Because he killed someone on national TV, Arthur’s case is less about guilt and more about staving off the death penalty, and if you think Phillips & Co. might have used this opportunity to offer some commentary, no matter how banal, on the penal state and institutionalized murder, abandon that thought right now. Where Joker at least pretends to be about something, Folie à Deux is completely hollow, a chocolate bunny of a film that offers nothing but surface appeal. There is nothing beyond the gloss, and even the gloss wears thin with a too-long runtime of 140 minutes.

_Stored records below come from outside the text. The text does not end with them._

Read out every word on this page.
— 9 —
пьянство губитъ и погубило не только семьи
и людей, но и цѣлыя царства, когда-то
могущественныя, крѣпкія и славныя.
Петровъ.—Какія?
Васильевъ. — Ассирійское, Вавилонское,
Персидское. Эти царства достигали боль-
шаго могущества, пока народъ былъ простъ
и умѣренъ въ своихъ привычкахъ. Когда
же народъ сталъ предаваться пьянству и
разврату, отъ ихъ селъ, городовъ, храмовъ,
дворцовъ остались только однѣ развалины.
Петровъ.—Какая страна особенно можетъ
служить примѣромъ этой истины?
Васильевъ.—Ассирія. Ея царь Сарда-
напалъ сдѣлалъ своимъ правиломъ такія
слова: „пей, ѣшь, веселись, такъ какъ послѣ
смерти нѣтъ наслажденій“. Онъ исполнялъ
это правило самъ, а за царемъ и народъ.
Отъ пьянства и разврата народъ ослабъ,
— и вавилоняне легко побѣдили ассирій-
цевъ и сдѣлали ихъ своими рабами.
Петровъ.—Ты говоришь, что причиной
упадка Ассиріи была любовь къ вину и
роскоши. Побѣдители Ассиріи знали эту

There simply is not enough story to fill over two hours, and no amount of singing can paper over the barely-there narrative.
Oh yes, Folie à Deux IS a musical—even worse, a jukebox musical—mining the American songbook, though there is an obligatory Best Original Song effort from Gaga. The many musical numbers are peppered between scenes ranging from bleak to boring, as if someone thought singing would make up for a lack of story. It doesn’t, though, it just means we’re treated to a parade of classics taking the place of character development and narrative momentum. They are at least performed well. Musical nerds might not like how raw Phoenix’s singing is, but it works within the carceral environs of Folie à Deux. It would be strange if he burst into song and sounded like a Disney prince, especially since Phoenix looks even more dragged backwards through a hedgerow in this film than he did in the first one. Arthur Fleck is not a man who can muster up robust vocals.

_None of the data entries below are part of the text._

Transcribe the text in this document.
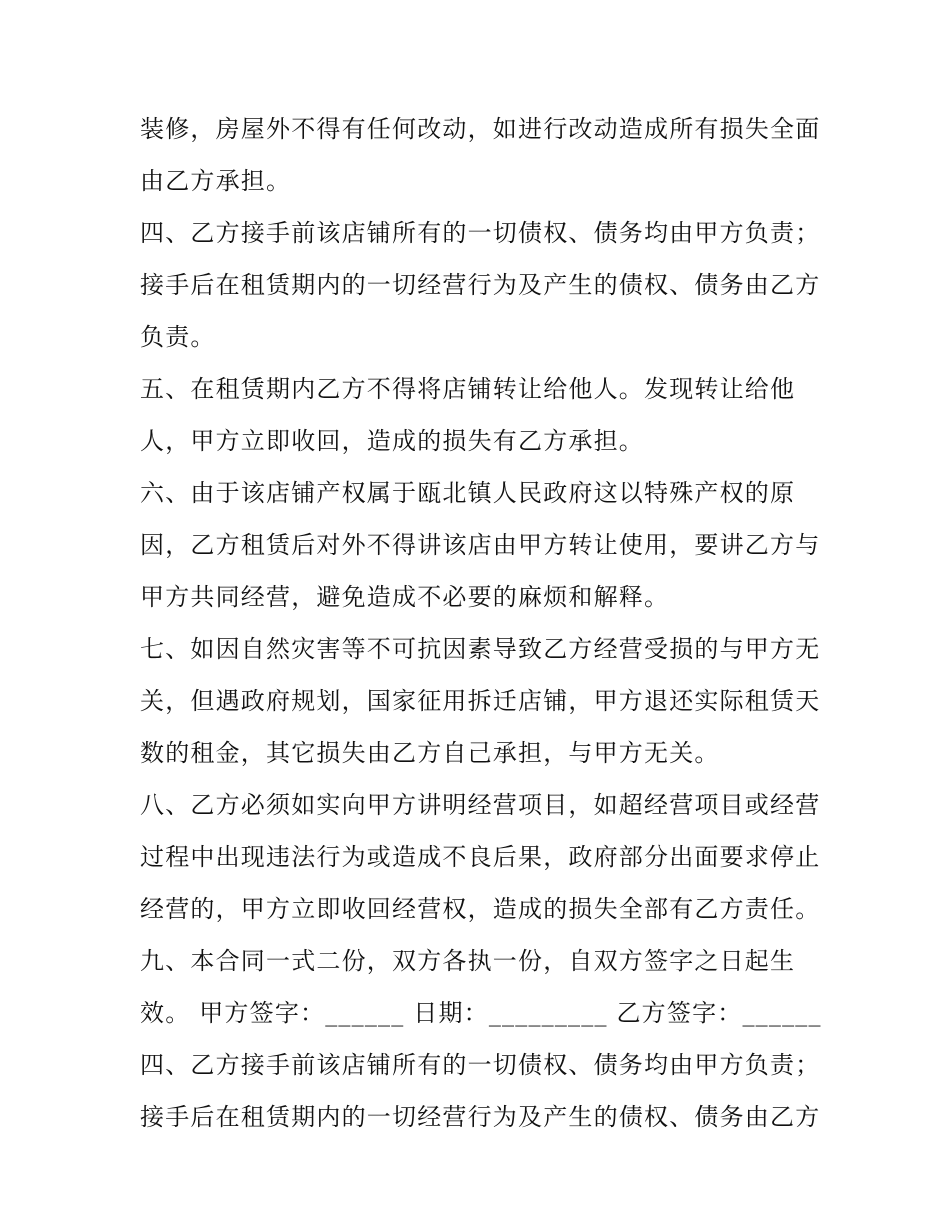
装修，房屋外不得有任何改动，如进行改动造成所有损失全面
由乙方承担。
四、乙方接手前该店铺所有的一切债权、债务均由甲方负责；
接手后在租赁期内的一切经营行为及产生的债权、债务由乙方
负责。
五、在租赁期内乙方不得将店铺转让给他人。发现转让给他
人，甲方立即收回，造成的损失有乙方承担。
六、由于该店铺产权属于瓯北镇人民政府这以特殊产权的原
因，乙方租赁后对外不得讲该店由甲方转让使用，要讲乙方与
甲方共同经营，避免造成不必要的麻烦和解释。
七、如因自然灾害等不可抗因素导致乙方经营受损的与甲方无
关，但遇政府规划，国家征用拆迁店铺，甲方退还实际租赁天
数的租金，其它损失由乙方自己承担，与甲方无关。
八、乙方必须如实向甲方讲明经营项目，如超经营项目或经营
过程中出现违法行为或造成不良后果，政府部分出面要求停止
经营的，甲方立即收回经营权，造成的损失全部有乙方责任。
九、本合同一式二份，双方各执一份，自双方签字之日起生
效。 甲方签字：______ 日期：_________ 乙方签字：______
四、乙方接手前该店铺所有的一切债权、债务均由甲方负责；
接手后在租赁期内的一切经营行为及产生的债权、债务由乙方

That’s a rare good decision in the film, though. The other good decision is opening the film with a Looney Tunes-style animated sequence loosely recapping Arthur’s public murder spree from Triplets of Bellville director Sylvain Chomet. Mostly, though, the film is an incredible assemblage of bad ideas, including a suggestion of sexual assault that is like Todd Phillips heard Zack Snyder when he said that Batman should get raped in prison and said, Now there’s an idea! Another bad idea is referencing Heath Ledger’s Joker, which no one asked for or wants. I thought the whole point of this exercise was to create a world this Joker could occupy by himself? I thought this wasn’t even really a comic book movie?

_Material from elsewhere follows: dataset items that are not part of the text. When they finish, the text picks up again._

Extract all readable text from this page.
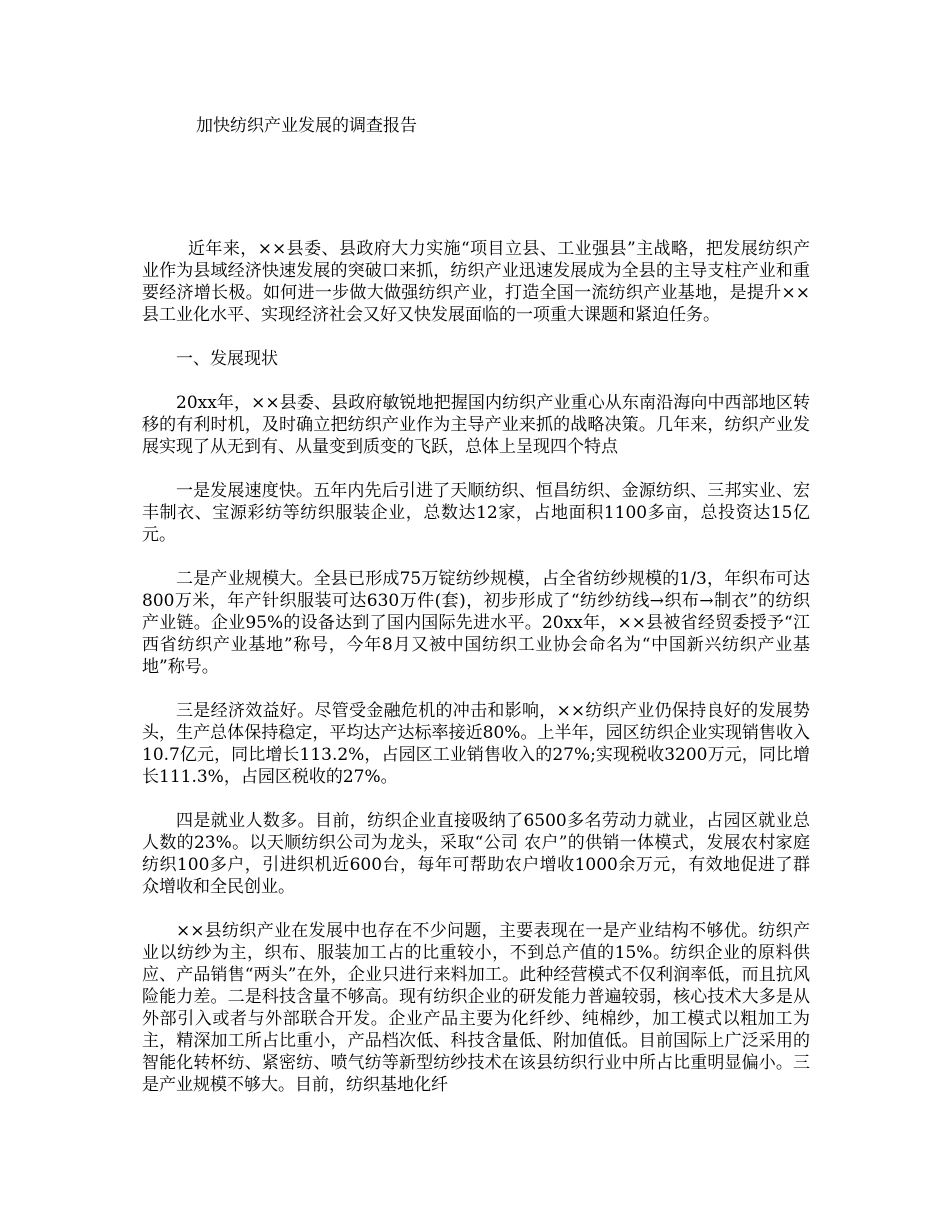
加快纺织产业发展的调查报告

近年来，××县委、县政府大力实施“项目立县、工业强县”主战略，把发展纺织产业作为县域经济快速发展的突破口来抓，纺织产业迅速发展成为全县的主导支柱产业和重要经济增长极。如何进一步做大做强纺织产业，打造全国一流纺织产业基地，是提升××县工业化水平、实现经济社会又好又快发展面临的一项重大课题和紧迫任务。

一、发展现状

20xx年，××县委、县政府敏锐地把握国内纺织产业重心从东南沿海向中西部地区转移的有利时机，及时确立把纺织产业作为主导产业来抓的战略决策。几年来，纺织产业发展实现了从无到有、从量变到质变的飞跃，总体上呈现四个特点

一是发展速度快。五年内先后引进了天顺纺织、恒昌纺织、金源纺织、三邦实业、宏丰制衣、宝源彩纺等纺织服装企业，总数达12家，占地面积1100多亩，总投资达15亿元。

二是产业规模大。全县已形成75万锭纺纱规模，占全省纺纱规模的1/3，年织布可达800万米，年产针织服装可达630万件(套)，初步形成了“纺纱纺线→织布→制衣”的纺织产业链。企业95%的设备达到了国内国际先进水平。20xx年，××县被省经贸委授予“江西省纺织产业基地”称号，今年8月又被中国纺织工业协会命名为“中国新兴纺织产业基地”称号。

三是经济效益好。尽管受金融危机的冲击和影响，××纺织产业仍保持良好的发展势头，生产总体保持稳定，平均达产达标率接近80%。上半年，园区纺织企业实现销售收入10.7亿元，同比增长113.2%，占园区工业销售收入的27%;实现税收3200万元，同比增长111.3%，占园区税收的27%。

四是就业人数多。目前，纺织企业直接吸纳了6500多名劳动力就业，占园区就业总人数的23%。以天顺纺织公司为龙头，采取“公司 农户”的供销一体模式，发展农村家庭纺织100多户，引进织机近600台，每年可帮助农户增收1000余万元，有效地促进了群众增收和全民创业。

××县纺织产业在发展中也存在不少问题，主要表现在一是产业结构不够优。纺织产业以纺纱为主，织布、服装加工占的比重较小，不到总产值的15%。纺织企业的原料供应、产品销售“两头”在外，企业只进行来料加工。此种经营模式不仅利润率低，而且抗风险能力差。二是科技含量不够高。现有纺织企业的研发能力普遍较弱，核心技术大多是从外部引入或者与外部联合开发。企业产品主要为化纤纱、纯棉纱，加工模式以粗加工为主，精深加工所占比重小，产品档次低、科技含量低、附加值低。目前国际上广泛采用的智能化转杯纺、紧密纺、喷气纺等新型纺纱技术在该县纺织行业中所占比重明显偏小。三是产业规模不够大。目前，纺织基地化纤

Cynical cash-grab comic book movies are nothing new, and Folie à Deux is just another example. It benefits from top notch craft and Lady Gaga’s performance, but it collapses under the weight of narrative indifference—I don’t have to like what your film is about, but please be about SOMETHING—and the same shallow nihilism that colored Joker. It’s not even interestingly bad, it’s just boring, with a surly teenager’s attitude that nothing means anything, man. A lot of work went into making a film that says nothing and means nothing and manages to overstay its welcome by an entire hour. Joker: Folie à Deux is a displeasing mix of maximum effort for minimum thought.
Joker: Folie à Deux is now playing exclusively in theaters.